Солнца сынъ, мой ненаглядный, На груди моей усни! Ты, листъ лотоса Священный, Его вѣжды осѣни!

«Но я разбужу его, — подумала она. — Да, я буду твоей любовницей, но не женой, — продолжала она думать. — Ты будешь свободенъ со мной, я всегда отпущу тебя на твой корабль и, съ улыбкой одобренія, благословлю на смѣлый путь… Боже! — она тихо склонилась на колѣни, — если Ты видишь, если Ты есть на небѣ, дай ему и мнѣ силу быть до конца честными, полезными для родины людьми! Наставники, дорогіе сыны родины! — глядя на фотографическія карточки, продолжала она говорить сама съ собою, стоя на колѣняхъ, — довольны ли вы нами?… И неужели и онъ будетъ тамъ?! — сильно блѣдная, съ горящими страхомъ и ужасомъ глазами, продолжая смотрѣть на фотографіи, думала она. — Смерть отъ чахотки или…. О, Боже! будетъ жертвъ!.. Уже много, — о, страшно-много было ихъ!.. Помоги своею божественною силою двинуться впередъ моей родинѣ, и пусть Твои лучшіе сыны кончатъ жизнь не такъ, какъ они!»…. Изъ глазъ ея полились слезы…. — «Есть времена, есть цѣлые вѣка, въ которые нѣтъ ничего желаннѣе, прекраснѣе терноваго вѣнка»… Да, это такъ… Клянусь предъ вами, наставники, клянусь, — утирая слезы изъ глазъ, продолжала она говорить сама съ собой, — что бы ни грозило ему, я не буду помѣхой его цѣлямъ! И буду двигать, если будетъ нужно, его впередъ, придавать ему энергію, облегчать горе, но пусть Господь убьетъ меня своимъ небеснымъ громомъ, если я буду тормозомъ на пути его жизни!

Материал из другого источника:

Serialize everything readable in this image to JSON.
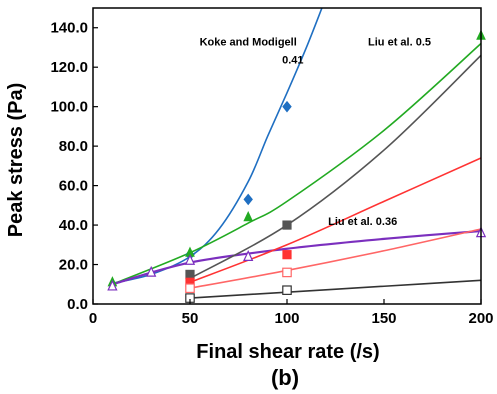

Она встала съ колѣнъ, посмотрѣла на него долгимъ взглядомъ и вышла въ залъ. Взявъ со стола самоваръ, она ушла съ нимъ въ кухню и тамъ, тихо распѣвая колыбельную пѣсню Селины, нашла воды въ самоваръ, расколола ножомъ на мелкія спички сухую щепку, собрала спички въ руку, тонкими концами внизъ, запалила ихъ на свѣчкѣ и, когда спички разгорѣлись, опустила ихъ въ самоваръ. «Я для тебя покинула отчизну, забыла родину, домъ царскій свой» — начала она было напѣвать, стоя около самовара, но дымъ, повалившій изъ него, заставилъ ее закашляться, и она отошла немного далѣе отъ него. Она засучила рукава блузы, подошла къ умывальнику и начала умываться. Она умывалась долго, и ея руки только тогда перестали складываться въ чашечку и лить воду на лицо, когда умывальникъ опустѣлъ. Съ поднятыми руками она вошла въ залъ, мокрою рукой достала ключъ изъ кармана блузы, улыбнулась, когда ключъ издалъ чуть слышный щелкъ, отпирая ящикъ комода, достала изъ ящика полотенце и медленно утерлась имъ. Потомъ она осторожно собрала со стола посуду, тихо ушла съ нею въ кухню, перемыла и перетерла ее, достала изъ шкафчика бѣлый хлѣбъ и чашку съ водой, въ которой лежало масло, нарѣзала хлѣба, положила на тарелку масло, обрѣзала засохшіе края у вчерашнихъ сыра и ветчины и осторожно опять унесла все въ залъ. Самоваръ кипѣлъ, когда она вернулась въ кухню. Она прикрыла его крышкой, унесла въ залъ, заварила чай и прикрыла чайникъ полотенцемъ.